A round robin can be one of the most exciting types of schedules that a sports team encounters. It allows for every team to face each other once, which helps create good competition throughout the league. It also helps players get to know all the other teams, in addition to meeting opposing team players. Making a round robin schedule is simple and requires a chunk of time, along with pen and paper.

List All Teams

Make a list of all the teams you want to include in the round robin schedule. According to DraperSports.com, to determine how many games will need to be played, take the total number of teams, multiply that number by one less than the total number of teams, and divide that product by two. For example, if there are eight teams, then the formula would be:

8 x (8-1) / 2

For an eight-team tournament where everyone plays each other once, this would be 28 games.

Schedule Games

Schedule each set of games by ensuring that every team plays each other once. For eight teams, start by matching up team 1 vs. team 8, team 2 vs. team 7 and so on.

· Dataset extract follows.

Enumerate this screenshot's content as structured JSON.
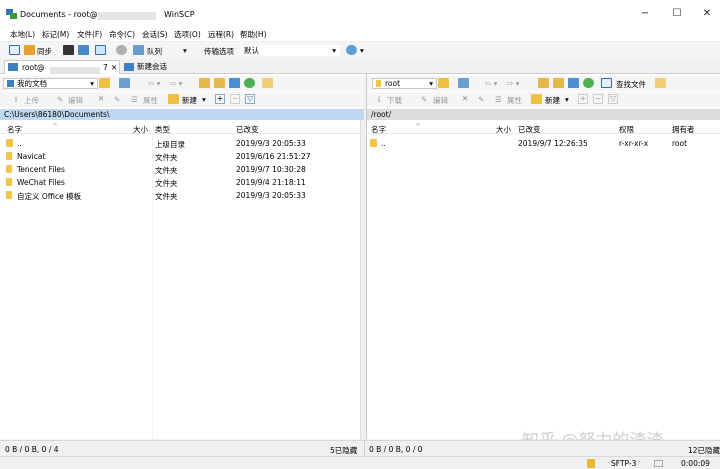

For the next set of games, schedule team 1 vs. team 7, team 2 vs. team 6 and so on. Continue progressing through each possible matchup until all seven sets of games have been made. At this point, every team should have played seven games, and no team should have faced another more than once.

Schedule Bye Weeks

If there are an odd number of teams, then there will always be one team each week that will have a bye, or a week with no game played. Be sure to factor this in when creating a round robin with five, seven or any other odd number of teams. For example, if there are seven teams, team 7 has a bye in the first set of games, while team 1 plays team 6, team 2 plays team 5 and so on. In the second set of games, team 6 would have the bye, while team 1 plays team 5, team 2 plays team 7 and so on.

Determine How Many Games

If each team is to play the other teams more than once each, be sure to rearrange the schedule for the second part of the round robin. For example, if team 1 played team 8 first in the first round of games, then be sure that team 1 plays someone else first in the second round of games. Switching around the schedule like this keeps competition healthy and ensures that the schedule is not repetitive.